- The Washington Times - Tuesday, February 20, 2018

An economic boom just dropped on the world — and most, no doubt, aren’t even aware.

What happened? China’s retail and technology conglomerate, Alibaba, developed an artificial intelligence model that beat the humans it competed against in a Stanford University reading and comprehension test.

This is historic.

“This is the first time that a machine has outperformed humans on such a test,” Alibaba said in a statement.

But already, history’s repeated.

Microsoft Research Asia, shortly after Alibaba’s breakthrough, announced its own AI had beaten the humans on the same reading and comp test, as well.

The news generated a small media earthquake through the fields of technology and AI. But it should’ve taken front and center on the economy and market watch pages as well. When all’s said and done, the more AI advances, the less secure some workers’ jobs become.

This is the oft-sad but true trade-off of technological achievement, and it’s one that leads, as most roads seem to do, to a reckoning of dollar-and-cent realities.

So what’s the deal-io here?

The SQuAD — Stanford University reading and comprehension — is a dataset based on 500-plus Wikipedia articles, upon which 100,000 questions and answers were created. An example: Which NFL team represented the AFC at Super Bowl 50?

Another example: What are the three sources of European Union law?

The human standard score on this test is 82.3. But Alibaba and Microsoft AI both beat that, scoring 82.4 and 82.6, respectively. Other AI programs, like Allen Institute for Artificial Intelligence, Tencent and Salesforce, came close to beating the human standard.

Why care?

It’s not perfected yet, but a fully achieved goal for AI on reading and comprehension holds massive promise to change the world of work — which is to say, to dramatically reshape the economies of not just America’s, but of other nations, too.

“[T]he general techniques used in this test are very applicable to various commercial applications, including question answering or fact finding in response to people’s searches or information requests (on web or mobile) and in customer service applications,” said Christopher Manning, the Thomas M. Siebel professor in machine learning in the Department of Computer Science at Stanford University, in an email.

That means humans who work in jobs that require them to feed information to the public are at risk of AI replacement.

This is not hyperbole.

“[I]t is reasonable to assume that over the coming decade, a significant proportion of human customer service representations — not all, but probably the majority who answer more routine questions — will be replaced by digital assistants,” Manning said.

In other words: The layoffs are coming — and they’re coming soon. Moreover, it’s not just the people who answer phones.

Alibaba has already installed the technology on computers tied to Singles Day, a worldwide shopping event, as a means of fielding questions from buyers. The conglomerate is planning to gradually apply it to “museum tutorials and [for] online responses to medical inquiries from patients, decreasing the need for human input in an unprecedented way,” the company said in a statement.

“Unprecedented” — that’s code for anywhere questions are asked.

Customers may like it, at least initially. After all, who wants to wait on hold for an hour for a live human when a machinery-made customer service rep can do just as well, and in jig time? Or an online chatbot?

But for those whose livelihoods depend on the customer service sector, the view of all this AI achievement is quite different.

The Bureau of Labor Statistics finds that the typical entry-level education requirement for most customer service representatives in 2016 was simply a high school diploma, or the equivalent. For that, workers in this sector earned, in the median, $32,300 a year, or $15.53 per hour. Not bad; in many places in America, that’s enough to more than eek out a living.
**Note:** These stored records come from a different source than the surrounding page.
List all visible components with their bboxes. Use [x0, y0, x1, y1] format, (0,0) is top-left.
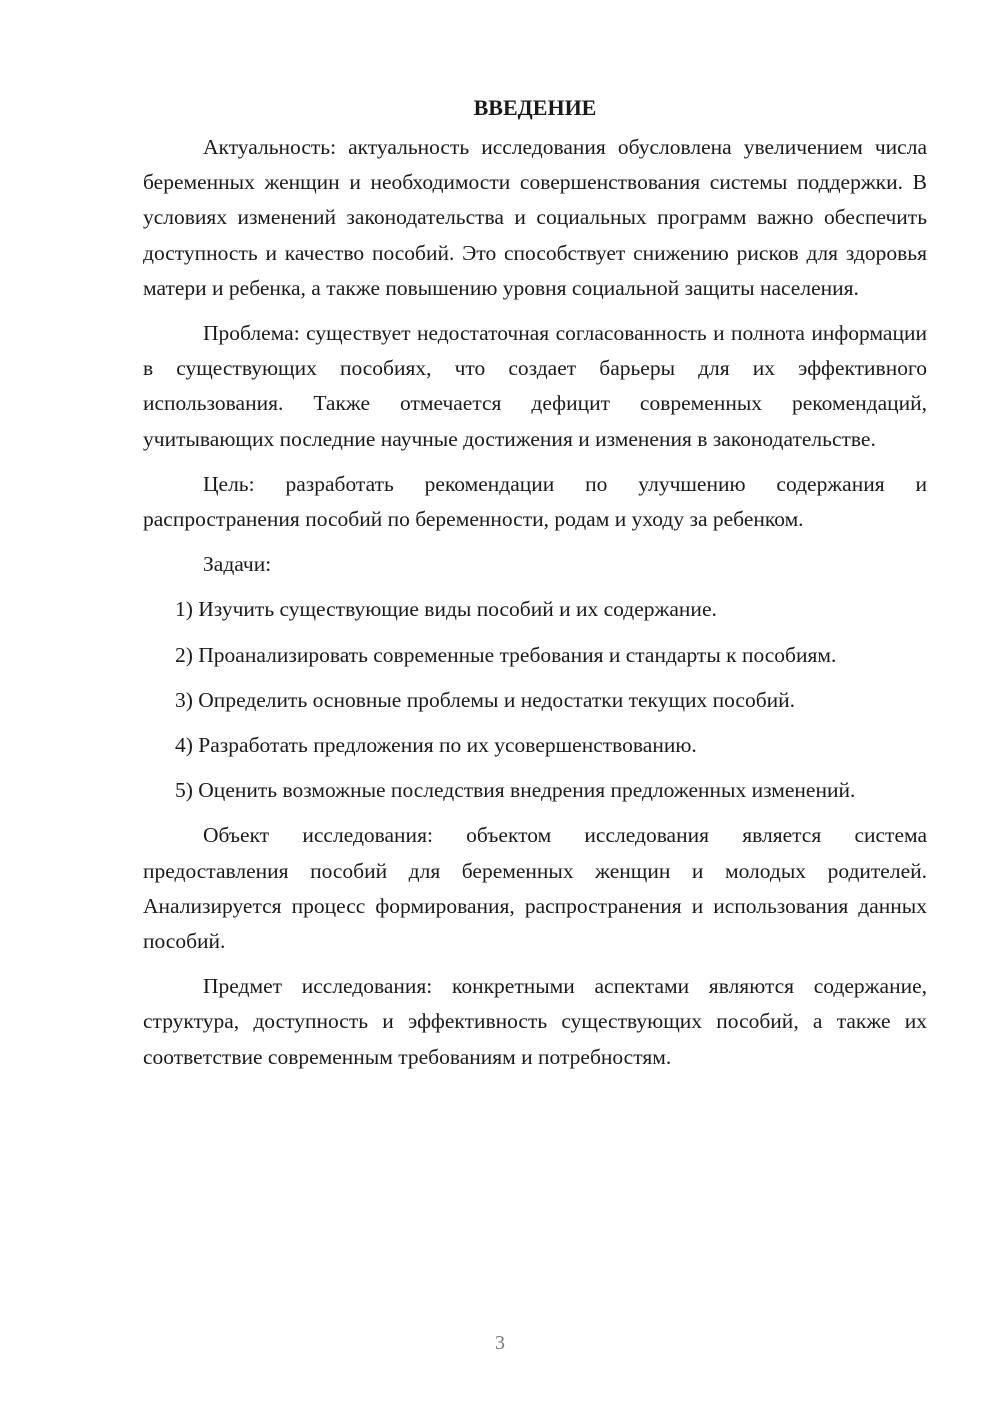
paragraph-object: Объект исследования: объектом исследования является система предоставления пособий для беременных женщин и молодых родителей. Анализируется процесс формирования, распространения и использования данных пособий. — [143, 823, 927, 954]
tasks-label: Задачи: — [203, 552, 272, 577]
list-item: 3) Определить основные проблемы и недостатки текущих пособий. — [175, 687, 796, 712]
page-number: 3 — [495, 1332, 505, 1354]
list-item: 1) Изучить существующие виды пособий и их содержание. — [175, 597, 717, 622]
paragraph-relevance: Актуальность: актуальность исследования обусловлена увеличением числа беременных женщин и необходимости совершенствования системы поддержки. В условиях изменений законодательства и социальных программ важно обеспечить доступность и качество пособий. Это способствует снижению рисков для здоровья матери и ребенка, а также повышению уровня социальной защиты населения. — [143, 135, 927, 300]
list-item: 2) Проанализировать современные требования и стандарты к пособиям. — [175, 642, 837, 667]
list-item: 4) Разработать предложения по их усовершенствованию. — [175, 733, 697, 758]
list-item: 5) Оценить возможные последствия внедрения предложенных изменений. — [175, 778, 856, 803]
document-page — [143, 90, 927, 1085]
paragraph-problem: Проблема: существует недостаточная согласованность и полнота информации в существующих пособиях, что создает барьеры для их эффективного использования. Также отмечается дефицит современных рекомендаций, учитывающих последние научные достижения и изменения в законодательстве. — [143, 321, 927, 451]
tasks-list — [143, 592, 927, 808]
page-title: ВВЕДЕНИЕ — [473, 95, 597, 120]
paragraph-subject: Предмет исследования: конкретными аспектами являются содержание, структура, доступность и эффективность существующих пособий, а также их соответствие современным требованиям и потребностям. — [143, 974, 927, 1069]
paragraph-goal: Цель: разработать рекомендации по улучшению содержания и распространения пособий по беременности, родам и уходу за ребенком. — [143, 471, 927, 532]
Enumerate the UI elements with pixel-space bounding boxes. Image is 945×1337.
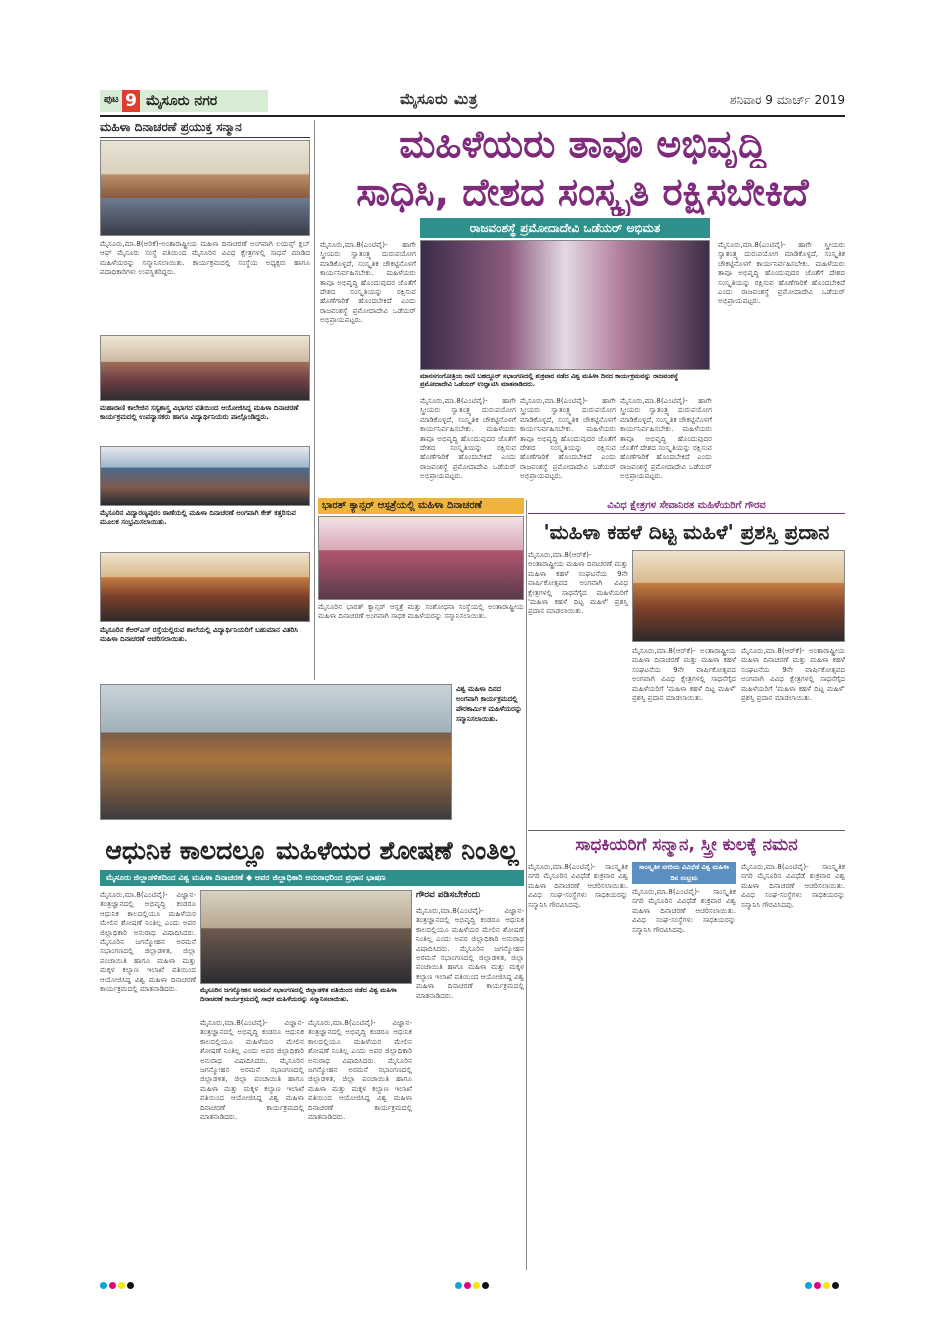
header-rule: [100, 115, 845, 117]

It’s a particularly decent living for those who have no desire, or no means, to go to college.

Companies may look at those numbers and see an AI way to cut payroll. And good for them. This is not a message against free-market capitalism. But the AI-related repercussions for the country at-large? Consider this: An employed America is a happy America — an America where self-sufficiency and independence is the standard expectation, and where government hand-outs are kept to a minimum.

Companies considering this new AI technology ought to simultaneously offer retraining for their customer service employees to obtain jobs in different fields. AI may be good for business, which translates into a booming economy. But then again, a country with low unemployment is booming for the national economy, as well. It’d be a shame for companies to see big gains from this chugging AI technology, only to see the country as a whole suffer from higher taxes to pay for the many unemployed.